LaSalle Hotel Properties ' ( LHO ) shares and dividend are on the upswing as the owner of upscale hotels goes on an acquisition spree.
Though the stock has gone mostly sideways in recent years, it's up 15% so far in 2013, a bit shy of the S&P 500's 19% gain.
Meanwhile, the quarterly dividend has soared over the past three years after it was slashed to just a penny a share during the financial crisis of 2008-09.
The latest increase was announced in July, a 40% jump to 28 cents a share. The annualized dividend now totals $1.12 a share, which yields about 4% at the current share price. That's well above the S&P average of 2.5%.
"Our strong results year to date have been encouraging while our outlook for the balance of the year is solid," President and CEO Michael Barnello said when the dividend was most recently raised.
LaSalle is a real estate investment trust, or REIT, that owns some 40 luxury hotels across the country. REITs typically offer investors high yields in return for favorable tax treatment.
LaSalle reports Q3 results after the market closes on Wednesday.

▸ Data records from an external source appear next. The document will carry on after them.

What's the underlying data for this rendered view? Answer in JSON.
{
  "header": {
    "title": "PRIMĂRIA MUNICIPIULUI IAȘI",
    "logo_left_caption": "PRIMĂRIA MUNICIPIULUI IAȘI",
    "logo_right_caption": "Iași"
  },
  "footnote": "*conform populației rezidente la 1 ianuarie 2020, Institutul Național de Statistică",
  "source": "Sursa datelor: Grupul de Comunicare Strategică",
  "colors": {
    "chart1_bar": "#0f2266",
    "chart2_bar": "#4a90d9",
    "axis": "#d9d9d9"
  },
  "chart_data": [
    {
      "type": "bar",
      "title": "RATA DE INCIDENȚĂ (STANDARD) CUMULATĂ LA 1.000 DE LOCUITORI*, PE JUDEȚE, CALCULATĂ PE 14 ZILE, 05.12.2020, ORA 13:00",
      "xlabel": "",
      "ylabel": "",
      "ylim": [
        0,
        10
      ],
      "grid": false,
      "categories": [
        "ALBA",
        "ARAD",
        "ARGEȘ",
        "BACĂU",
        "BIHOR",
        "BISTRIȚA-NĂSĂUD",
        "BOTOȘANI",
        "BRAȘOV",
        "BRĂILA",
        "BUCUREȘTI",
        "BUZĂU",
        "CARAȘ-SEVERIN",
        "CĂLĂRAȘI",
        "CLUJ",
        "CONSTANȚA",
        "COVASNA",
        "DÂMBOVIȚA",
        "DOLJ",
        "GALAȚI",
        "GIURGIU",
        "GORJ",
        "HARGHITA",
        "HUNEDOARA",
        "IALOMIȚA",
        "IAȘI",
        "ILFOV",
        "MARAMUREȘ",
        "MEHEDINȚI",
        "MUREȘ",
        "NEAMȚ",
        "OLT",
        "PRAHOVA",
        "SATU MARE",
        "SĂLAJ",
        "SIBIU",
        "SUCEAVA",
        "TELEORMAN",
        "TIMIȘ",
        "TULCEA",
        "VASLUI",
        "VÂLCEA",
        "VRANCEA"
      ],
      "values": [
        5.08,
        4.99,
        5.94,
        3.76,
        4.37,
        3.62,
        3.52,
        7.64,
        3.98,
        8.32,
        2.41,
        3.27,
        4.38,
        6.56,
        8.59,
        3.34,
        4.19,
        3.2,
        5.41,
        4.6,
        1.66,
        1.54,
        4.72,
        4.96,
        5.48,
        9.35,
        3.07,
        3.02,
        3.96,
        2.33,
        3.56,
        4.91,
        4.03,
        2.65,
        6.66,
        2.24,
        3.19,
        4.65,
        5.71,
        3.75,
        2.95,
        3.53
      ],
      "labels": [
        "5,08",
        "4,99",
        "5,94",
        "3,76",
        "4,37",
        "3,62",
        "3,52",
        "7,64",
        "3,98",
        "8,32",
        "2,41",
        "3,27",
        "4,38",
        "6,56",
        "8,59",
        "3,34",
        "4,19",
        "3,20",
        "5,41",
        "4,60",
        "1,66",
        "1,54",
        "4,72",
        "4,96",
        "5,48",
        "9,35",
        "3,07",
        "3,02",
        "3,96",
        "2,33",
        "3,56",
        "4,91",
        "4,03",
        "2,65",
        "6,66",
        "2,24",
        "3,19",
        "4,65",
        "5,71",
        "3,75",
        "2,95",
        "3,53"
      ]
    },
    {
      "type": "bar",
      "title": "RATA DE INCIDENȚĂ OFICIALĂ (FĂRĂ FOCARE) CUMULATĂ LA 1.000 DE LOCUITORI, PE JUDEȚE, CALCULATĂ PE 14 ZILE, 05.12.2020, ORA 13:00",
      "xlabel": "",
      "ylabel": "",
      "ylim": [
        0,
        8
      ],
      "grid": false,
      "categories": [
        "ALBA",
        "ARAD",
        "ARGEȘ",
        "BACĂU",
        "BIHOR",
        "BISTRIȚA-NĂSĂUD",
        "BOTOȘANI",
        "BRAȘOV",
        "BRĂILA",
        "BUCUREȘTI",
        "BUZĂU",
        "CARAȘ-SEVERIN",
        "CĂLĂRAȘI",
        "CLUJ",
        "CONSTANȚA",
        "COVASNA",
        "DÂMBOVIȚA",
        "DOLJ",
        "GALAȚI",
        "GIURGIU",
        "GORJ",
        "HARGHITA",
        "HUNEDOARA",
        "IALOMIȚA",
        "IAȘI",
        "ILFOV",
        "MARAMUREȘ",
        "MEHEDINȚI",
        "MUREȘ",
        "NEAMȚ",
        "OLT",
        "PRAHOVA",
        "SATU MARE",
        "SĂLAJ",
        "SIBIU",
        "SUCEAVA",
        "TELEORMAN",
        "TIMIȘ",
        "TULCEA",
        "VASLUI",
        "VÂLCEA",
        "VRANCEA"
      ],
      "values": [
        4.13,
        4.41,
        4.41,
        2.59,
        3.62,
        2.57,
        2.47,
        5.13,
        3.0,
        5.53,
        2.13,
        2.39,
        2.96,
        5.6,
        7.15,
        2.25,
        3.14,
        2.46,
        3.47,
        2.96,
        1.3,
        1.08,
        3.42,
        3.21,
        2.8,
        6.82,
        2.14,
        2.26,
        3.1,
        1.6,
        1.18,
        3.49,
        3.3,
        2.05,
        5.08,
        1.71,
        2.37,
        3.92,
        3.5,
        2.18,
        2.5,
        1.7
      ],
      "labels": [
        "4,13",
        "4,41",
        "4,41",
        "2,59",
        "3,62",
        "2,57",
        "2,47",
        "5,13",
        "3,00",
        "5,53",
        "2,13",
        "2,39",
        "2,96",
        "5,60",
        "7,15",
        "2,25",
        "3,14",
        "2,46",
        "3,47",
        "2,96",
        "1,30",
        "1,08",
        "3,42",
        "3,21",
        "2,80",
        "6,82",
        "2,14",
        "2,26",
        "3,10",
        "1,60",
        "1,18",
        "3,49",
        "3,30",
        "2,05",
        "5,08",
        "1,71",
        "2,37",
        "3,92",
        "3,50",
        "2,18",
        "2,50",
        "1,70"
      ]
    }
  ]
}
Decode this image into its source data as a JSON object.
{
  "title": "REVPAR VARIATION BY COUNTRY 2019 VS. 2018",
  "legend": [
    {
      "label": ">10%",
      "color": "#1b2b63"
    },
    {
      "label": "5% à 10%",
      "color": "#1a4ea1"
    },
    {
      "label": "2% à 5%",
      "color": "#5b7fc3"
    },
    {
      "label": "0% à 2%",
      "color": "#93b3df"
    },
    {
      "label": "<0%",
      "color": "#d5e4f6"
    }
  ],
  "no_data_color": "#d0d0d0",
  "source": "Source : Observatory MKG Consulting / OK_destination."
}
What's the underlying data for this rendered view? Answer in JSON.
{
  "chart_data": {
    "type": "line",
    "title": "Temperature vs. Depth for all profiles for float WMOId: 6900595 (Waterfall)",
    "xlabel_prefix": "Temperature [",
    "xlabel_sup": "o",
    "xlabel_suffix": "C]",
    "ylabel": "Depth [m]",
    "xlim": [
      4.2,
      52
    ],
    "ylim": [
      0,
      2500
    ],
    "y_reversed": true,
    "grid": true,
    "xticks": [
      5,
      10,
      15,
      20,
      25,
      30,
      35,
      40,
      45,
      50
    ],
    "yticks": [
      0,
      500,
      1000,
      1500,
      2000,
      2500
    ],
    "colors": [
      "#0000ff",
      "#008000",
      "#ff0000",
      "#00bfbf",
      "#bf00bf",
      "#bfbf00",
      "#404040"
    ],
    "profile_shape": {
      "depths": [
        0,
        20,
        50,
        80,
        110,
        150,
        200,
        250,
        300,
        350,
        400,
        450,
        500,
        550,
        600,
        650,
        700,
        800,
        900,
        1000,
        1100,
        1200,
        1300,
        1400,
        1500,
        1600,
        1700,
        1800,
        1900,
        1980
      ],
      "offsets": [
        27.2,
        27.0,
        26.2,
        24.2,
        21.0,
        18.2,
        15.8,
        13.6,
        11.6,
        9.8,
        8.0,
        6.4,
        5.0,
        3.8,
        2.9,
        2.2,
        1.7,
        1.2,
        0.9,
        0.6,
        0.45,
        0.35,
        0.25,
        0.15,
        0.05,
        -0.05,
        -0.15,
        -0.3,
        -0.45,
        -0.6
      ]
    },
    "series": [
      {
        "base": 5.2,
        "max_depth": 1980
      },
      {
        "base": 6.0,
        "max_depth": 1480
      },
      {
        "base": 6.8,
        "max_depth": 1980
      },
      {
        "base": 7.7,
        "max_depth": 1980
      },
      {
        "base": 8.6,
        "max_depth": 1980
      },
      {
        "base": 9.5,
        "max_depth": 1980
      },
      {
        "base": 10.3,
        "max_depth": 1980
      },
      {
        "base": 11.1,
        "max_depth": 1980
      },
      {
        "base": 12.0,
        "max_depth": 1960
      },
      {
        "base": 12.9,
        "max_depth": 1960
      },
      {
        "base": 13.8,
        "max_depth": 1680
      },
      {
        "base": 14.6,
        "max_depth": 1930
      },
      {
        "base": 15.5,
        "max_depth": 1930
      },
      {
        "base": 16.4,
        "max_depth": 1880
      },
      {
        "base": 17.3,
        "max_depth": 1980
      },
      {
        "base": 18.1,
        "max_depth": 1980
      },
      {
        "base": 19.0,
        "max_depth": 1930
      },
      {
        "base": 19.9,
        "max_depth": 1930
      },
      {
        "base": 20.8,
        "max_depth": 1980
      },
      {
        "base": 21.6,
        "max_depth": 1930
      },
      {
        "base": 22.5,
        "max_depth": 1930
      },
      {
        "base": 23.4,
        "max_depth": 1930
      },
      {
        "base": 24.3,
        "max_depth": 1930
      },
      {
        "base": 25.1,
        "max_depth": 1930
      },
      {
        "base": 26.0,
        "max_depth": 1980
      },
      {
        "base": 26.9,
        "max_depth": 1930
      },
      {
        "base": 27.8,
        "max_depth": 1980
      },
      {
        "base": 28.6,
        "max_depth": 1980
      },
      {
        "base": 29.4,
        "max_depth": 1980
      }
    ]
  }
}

Profit for the period is expected to hold steady at 68 cents a share on an 8% increase in revenue, to $256.6 million.
After sharp declines during the financial crisis, annual profit has bounced back and is expected to rise 7% this year and 15% in 2014. The company has recently purchased six upscale hotels in Key West, Fla., and San Francisco, where demand is strong.
"We remain upbeat about LaSalle's strategic moves that are aimed at strengthening its portfolio base of luxury and upper-upscale hotels in high barrier-to-entry markets throughout the U.S," Zacks Equity Research said in a research note Sept. 3. "The strong portfolio positions it well to ride on the growth trajectory going forward."
The stock is at the upper end of a buy range following a rebound off its 50-day average.